Sunday marked the ninth anniversary of my father’s death, of kidney cancer, at the age of 59.
It was awful. It’s still awful, in a lot of ways. But my father was not one to dwell on the awful, so I will instead share a story that a neighbor re-told this past weekend.
Every summer, we’d escape the Florida heat and go to North Carolina for a week with some friends and neighbors. One year, on the Thursday before we departed, our neighbor called my dad to see how the preparations were coming along.
“What are you doing?” he asked.
“Frying bacon,” my father replied nonchalantly. “For the trip.”
The neighbor hung up the phone, said, “I gotta see this,” and walked over.

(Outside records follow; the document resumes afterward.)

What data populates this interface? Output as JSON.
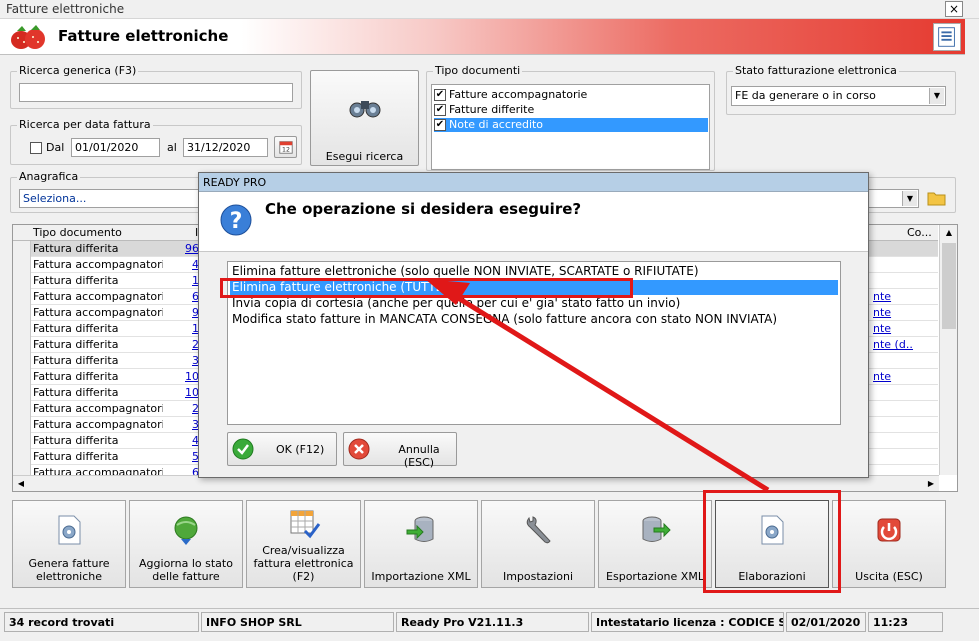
{
  "window": {
    "title": "Fatture elettroniche",
    "header_title": "Fatture elettroniche",
    "close_glyph": "×"
  },
  "search": {
    "generic_label": "Ricerca generica (F3)",
    "generic_value": "",
    "date_label": "Ricerca per data fattura",
    "dal_label": "Dal",
    "dal_checked": false,
    "from_date": "01/01/2020",
    "al_label": "al",
    "to_date": "31/12/2020",
    "button_label": "Esegui ricerca"
  },
  "doc_types": {
    "label": "Tipo documenti",
    "items": [
      {
        "label": "Fatture accompagnatorie",
        "checked": true
      },
      {
        "label": "Fatture differite",
        "checked": true
      },
      {
        "label": "Note di accredito",
        "checked": true
      }
    ]
  },
  "stato": {
    "label": "Stato fatturazione elettronica",
    "value": "FE da generare o in corso"
  },
  "anagrafica": {
    "label": "Anagrafica",
    "value": "Seleziona..."
  },
  "grid": {
    "headers": [
      "Tipo documento",
      "I",
      "Co..."
    ],
    "rows": [
      {
        "tipo": "Fattura differita",
        "num": "96",
        "co": ""
      },
      {
        "tipo": "Fattura accompagnatoria",
        "num": "4",
        "co": ""
      },
      {
        "tipo": "Fattura differita",
        "num": "1",
        "co": ""
      },
      {
        "tipo": "Fattura accompagnatoria",
        "num": "6",
        "co": "nte"
      },
      {
        "tipo": "Fattura accompagnatoria",
        "num": "9",
        "co": "nte"
      },
      {
        "tipo": "Fattura differita",
        "num": "1",
        "co": "nte"
      },
      {
        "tipo": "Fattura differita",
        "num": "2",
        "co": "nte (d..."
      },
      {
        "tipo": "Fattura differita",
        "num": "3",
        "co": ""
      },
      {
        "tipo": "Fattura differita",
        "num": "10",
        "co": "nte"
      },
      {
        "tipo": "Fattura differita",
        "num": "10",
        "co": ""
      },
      {
        "tipo": "Fattura accompagnatoria",
        "num": "2",
        "co": ""
      },
      {
        "tipo": "Fattura accompagnatoria",
        "num": "3",
        "co": ""
      },
      {
        "tipo": "Fattura differita",
        "num": "4",
        "co": ""
      },
      {
        "tipo": "Fattura differita",
        "num": "5",
        "co": ""
      },
      {
        "tipo": "Fattura accompagnatoria",
        "num": "6",
        "co": ""
      }
    ]
  },
  "toolbar": {
    "genera": "Genera fatture elettroniche",
    "aggiorna": "Aggiorna lo stato delle fatture",
    "crea": "Crea/visualizza fattura elettronica (F2)",
    "importazione": "Importazione XML",
    "impostazioni": "Impostazioni",
    "esportazione": "Esportazione XML",
    "elaborazioni": "Elaborazioni",
    "uscita": "Uscita (ESC)"
  },
  "status": {
    "records": "34 record trovati",
    "company": "INFO SHOP SRL",
    "version": "Ready Pro V21.11.3",
    "license": "Intestatario licenza : CODICE SRL",
    "date": "02/01/2020",
    "time": "11:23"
  },
  "dialog": {
    "title": "READY PRO",
    "question": "Che operazione si desidera eseguire?",
    "options": [
      "Elimina fatture elettroniche (solo quelle NON INVIATE, SCARTATE o RIFIUTATE)",
      "Elimina fatture elettroniche (TUTTE)",
      "Invia copia di cortesia (anche per quelle per cui e' gia' stato fatto un invio)",
      "Modifica stato fatture in MANCATA CONSEGNA (solo fatture ancora con stato NON INVIATA)"
    ],
    "selected_index": 1,
    "ok_label": "OK (F12)",
    "cancel_label": "Annulla (ESC)"
  },
  "colors": {
    "selection": "#3399ff",
    "annotation": "#e01818",
    "header_red": "#e53a30"
  }
}
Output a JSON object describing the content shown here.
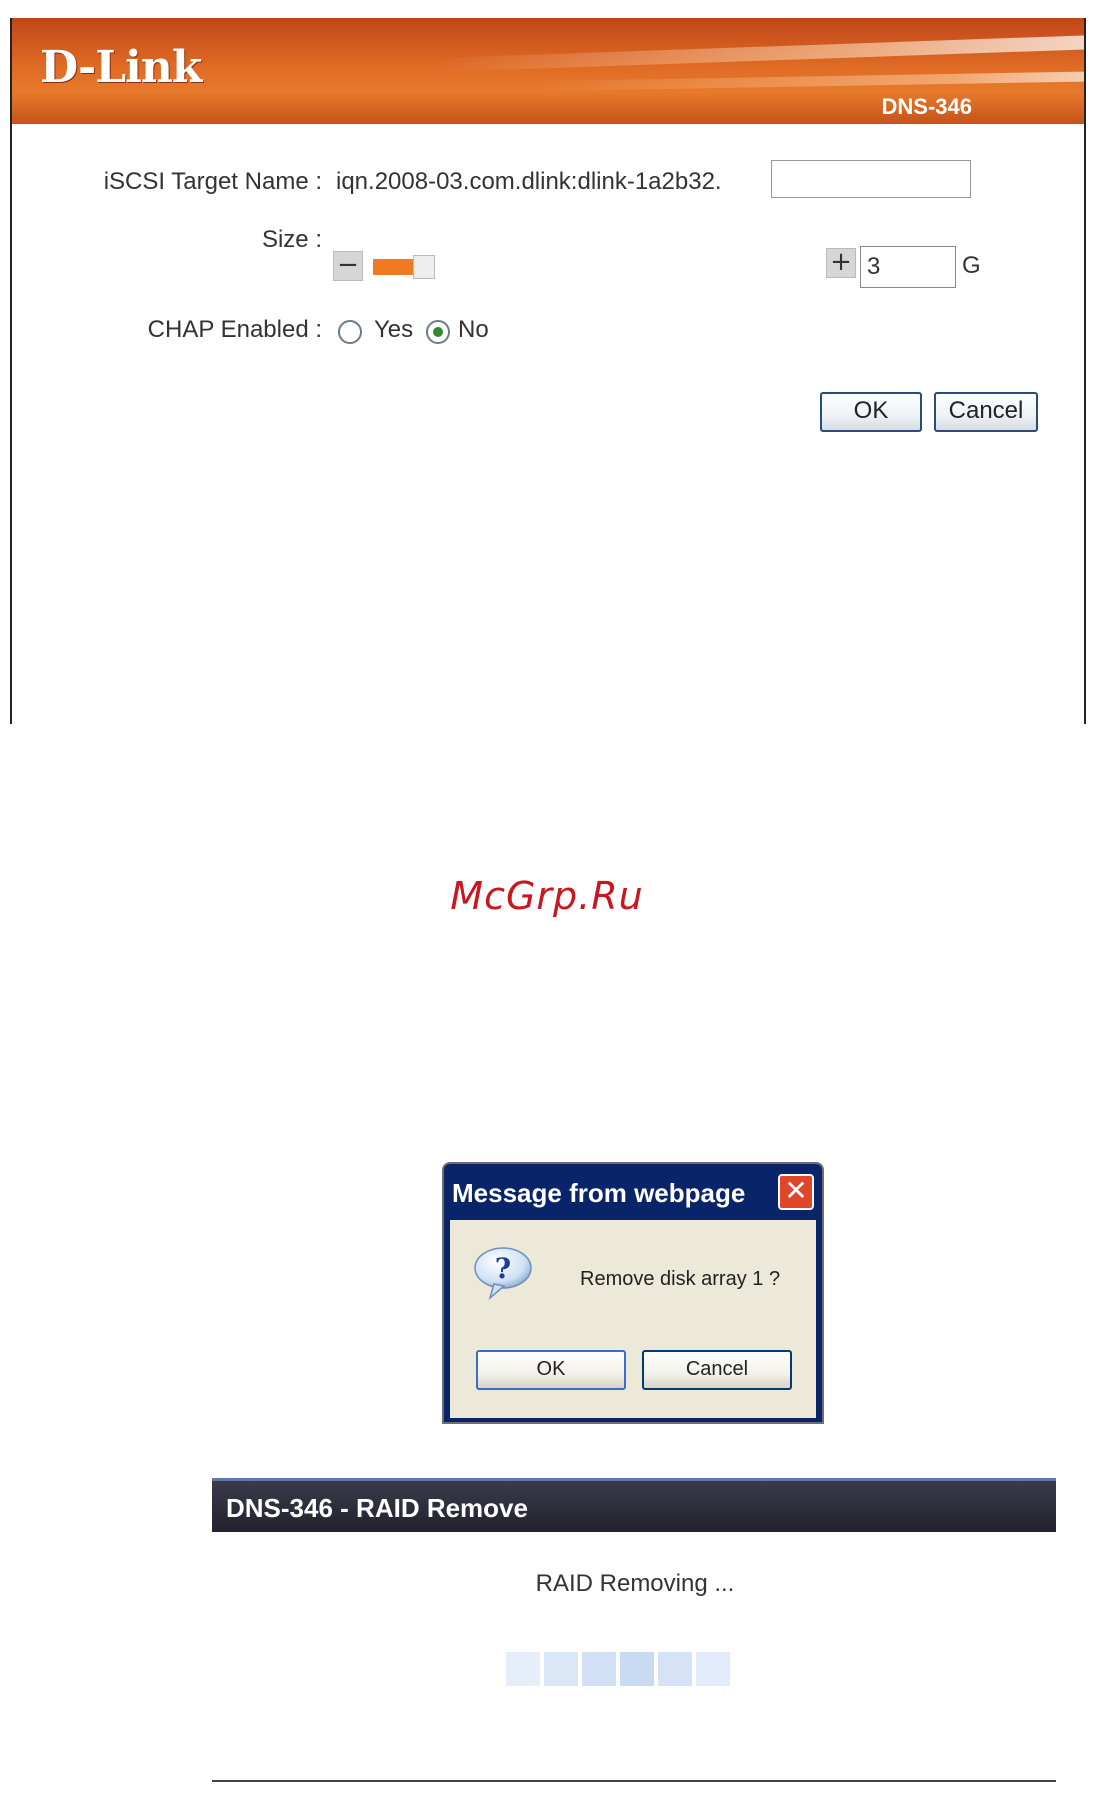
{
  "header": {
    "brand": "D-Link",
    "model": "DNS-346"
  },
  "iscsi_form": {
    "target_name_label": "iSCSI Target Name :",
    "target_name_prefix": "iqn.2008-03.com.dlink:dlink-1a2b32.",
    "target_name_value": "",
    "size_label": "Size :",
    "size_minus": "−",
    "size_plus": "+",
    "size_value": "3",
    "size_unit": "G",
    "size_slider_fraction": 0.6,
    "chap_label": "CHAP Enabled :",
    "chap_options": [
      "Yes",
      "No"
    ],
    "chap_selected": "No",
    "ok_label": "OK",
    "cancel_label": "Cancel",
    "accent_color": "#f07a22"
  },
  "watermark": "McGrp.Ru",
  "dialog": {
    "title": "Message from webpage",
    "close_glyph": "✕",
    "message": "Remove disk array 1 ?",
    "ok_label": "OK",
    "cancel_label": "Cancel"
  },
  "raid_remove": {
    "title": "DNS-346 - RAID Remove",
    "status": "RAID Removing ...",
    "progress_blocks": 6,
    "progress_colors": [
      "#e6eefa",
      "#dbe6f7",
      "#d2e0f5",
      "#c9daf3",
      "#d6e3f6",
      "#e2ebf9"
    ]
  }
}
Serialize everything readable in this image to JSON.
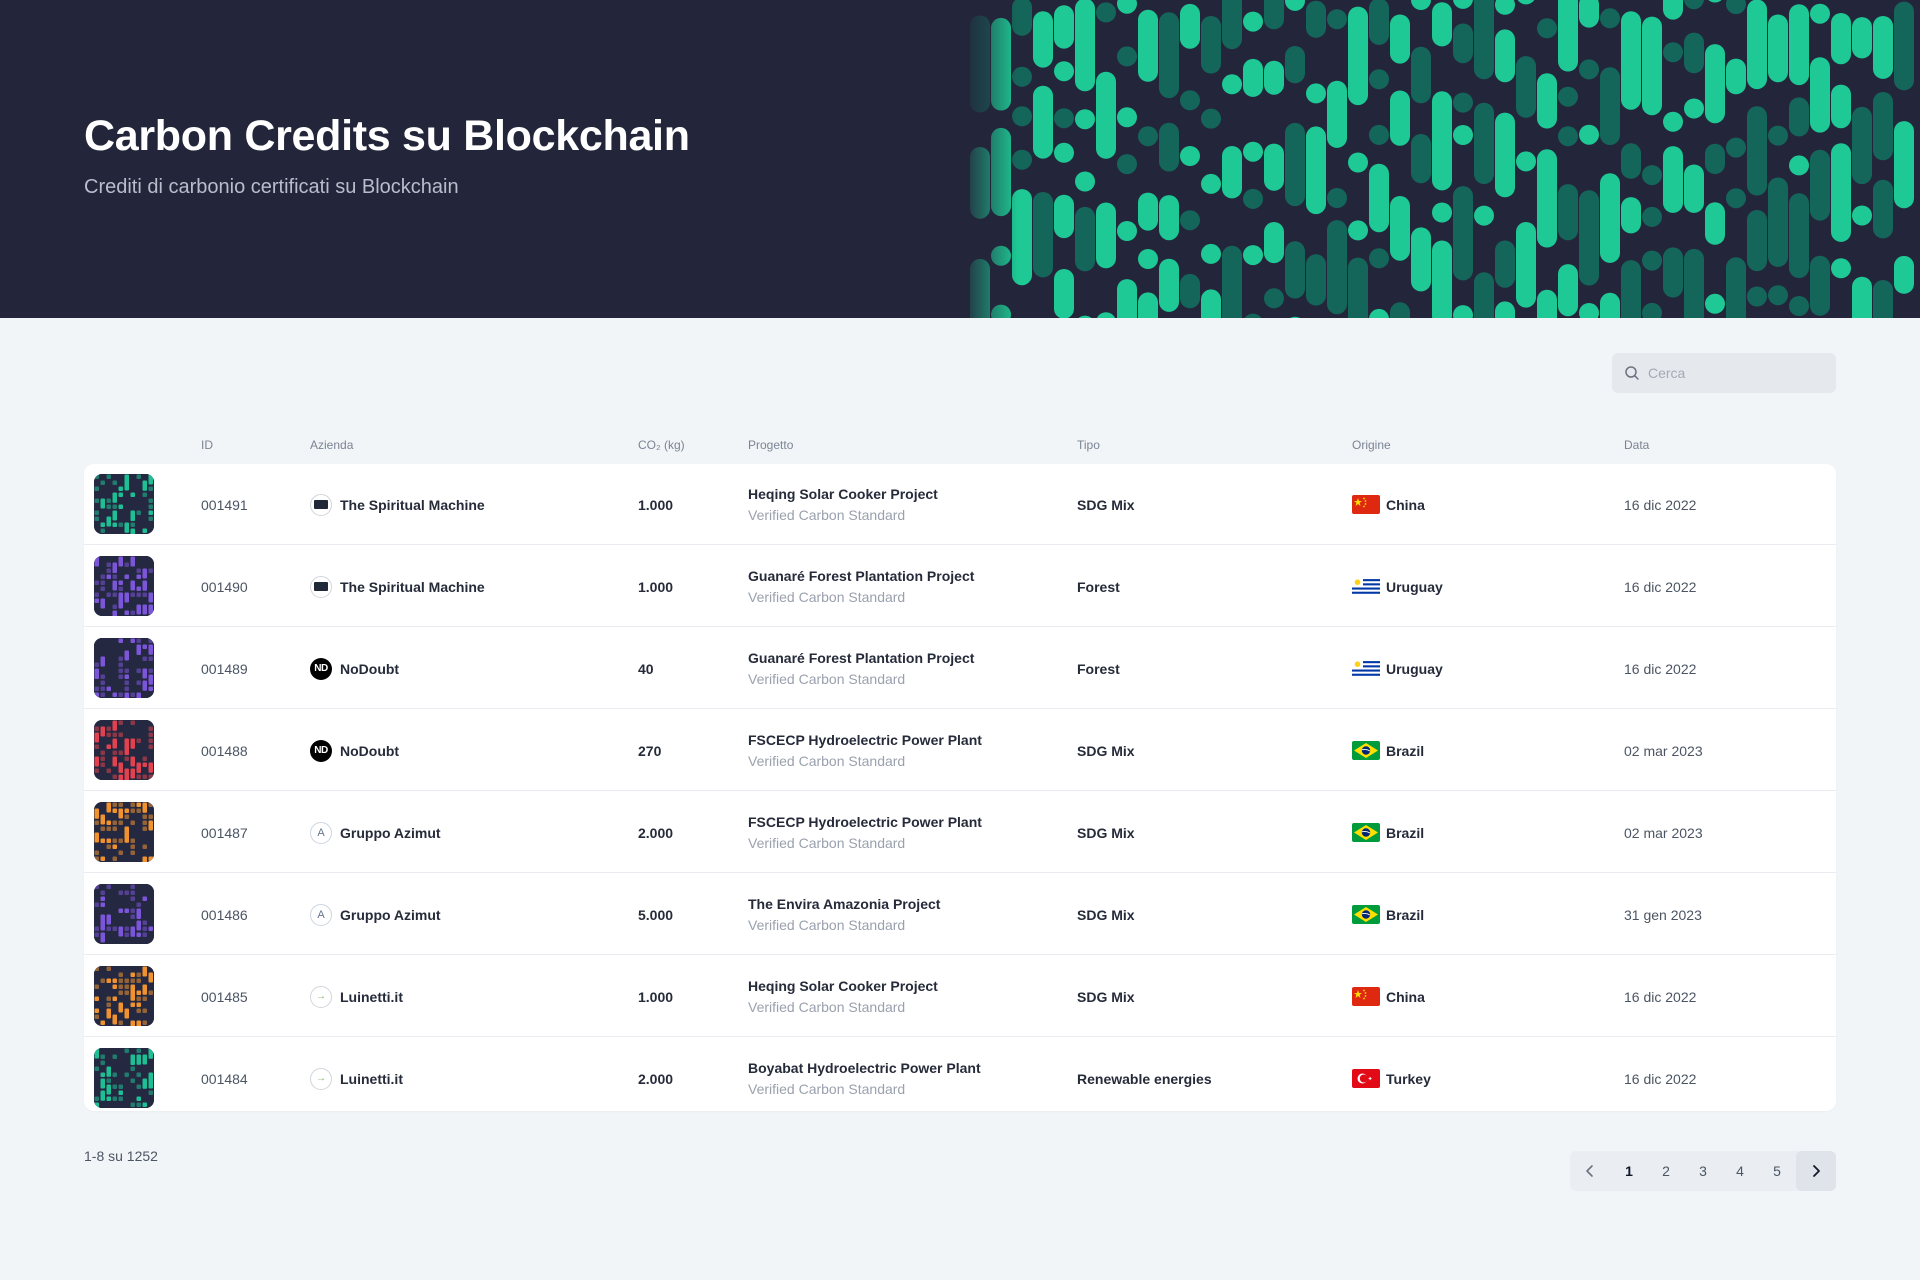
{
  "hero": {
    "title": "Carbon Credits su Blockchain",
    "subtitle": "Crediti di carbonio certificati su Blockchain",
    "accent_colors": [
      "#1ec995",
      "#15665a"
    ]
  },
  "search": {
    "placeholder": "Cerca",
    "icon": "search-icon"
  },
  "table": {
    "columns": [
      "ID",
      "Azienda",
      "CO₂ (kg)",
      "Progetto",
      "Tipo",
      "Origine",
      "Data"
    ],
    "rows": [
      {
        "id": "001491",
        "company": "The Spiritual Machine",
        "company_logo": "spiritual",
        "co2": "1.000",
        "project": "Heqing Solar Cooker Project",
        "standard": "Verified Carbon Standard",
        "type": "SDG Mix",
        "origin": "China",
        "flag": "cn",
        "date": "16 dic 2022",
        "thumb_color": "#1fbf95"
      },
      {
        "id": "001490",
        "company": "The Spiritual Machine",
        "company_logo": "spiritual",
        "co2": "1.000",
        "project": "Guanaré Forest Plantation Project",
        "standard": "Verified Carbon Standard",
        "type": "Forest",
        "origin": "Uruguay",
        "flag": "uy",
        "date": "16 dic 2022",
        "thumb_color": "#7b56d9"
      },
      {
        "id": "001489",
        "company": "NoDoubt",
        "company_logo": "nodoubt",
        "co2": "40",
        "project": "Guanaré Forest Plantation Project",
        "standard": "Verified Carbon Standard",
        "type": "Forest",
        "origin": "Uruguay",
        "flag": "uy",
        "date": "16 dic 2022",
        "thumb_color": "#7b56d9"
      },
      {
        "id": "001488",
        "company": "NoDoubt",
        "company_logo": "nodoubt",
        "co2": "270",
        "project": "FSCECP Hydroelectric Power Plant",
        "standard": "Verified Carbon Standard",
        "type": "SDG Mix",
        "origin": "Brazil",
        "flag": "br",
        "date": "02 mar 2023",
        "thumb_color": "#e0434f"
      },
      {
        "id": "001487",
        "company": "Gruppo Azimut",
        "company_logo": "azimut",
        "co2": "2.000",
        "project": "FSCECP Hydroelectric Power Plant",
        "standard": "Verified Carbon Standard",
        "type": "SDG Mix",
        "origin": "Brazil",
        "flag": "br",
        "date": "02 mar 2023",
        "thumb_color": "#f0932f"
      },
      {
        "id": "001486",
        "company": "Gruppo Azimut",
        "company_logo": "azimut",
        "co2": "5.000",
        "project": "The Envira Amazonia Project",
        "standard": "Verified Carbon Standard",
        "type": "SDG Mix",
        "origin": "Brazil",
        "flag": "br",
        "date": "31 gen 2023",
        "thumb_color": "#7b56d9"
      },
      {
        "id": "001485",
        "company": "Luinetti.it",
        "company_logo": "luinetti",
        "co2": "1.000",
        "project": "Heqing Solar Cooker Project",
        "standard": "Verified Carbon Standard",
        "type": "SDG Mix",
        "origin": "China",
        "flag": "cn",
        "date": "16 dic 2022",
        "thumb_color": "#f0932f"
      },
      {
        "id": "001484",
        "company": "Luinetti.it",
        "company_logo": "luinetti",
        "co2": "2.000",
        "project": "Boyabat Hydroelectric Power Plant",
        "standard": "Verified Carbon Standard",
        "type": "Renewable energies",
        "origin": "Turkey",
        "flag": "tr",
        "date": "16 dic 2022",
        "thumb_color": "#1fbf95"
      }
    ]
  },
  "footer": {
    "count": "1-8 su 1252",
    "pages": [
      "1",
      "2",
      "3",
      "4",
      "5"
    ],
    "current_page": "1"
  }
}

He found my parents frying bacon and nestling it between paper towels in a large Tupperware container. Apparently my father was concerned about transporting bacon across state lines (would it stay fresh?), and frying it on-site every morning (would it make the condo smell greasy?), and so he just decided to fry a bunch of it and have it ready to go. “He must have fried five pounds of bacon!” the neighbor recalled, laughing and shaking his head.
Some people prep for vacation by making lists or evaluating outfits. My father prepared for vacation by frying a boatload of bacon. Like it was nothing.
Yeah, it’s still awful. But I’m so glad that other people still cherish their David Booher stories. I know I do.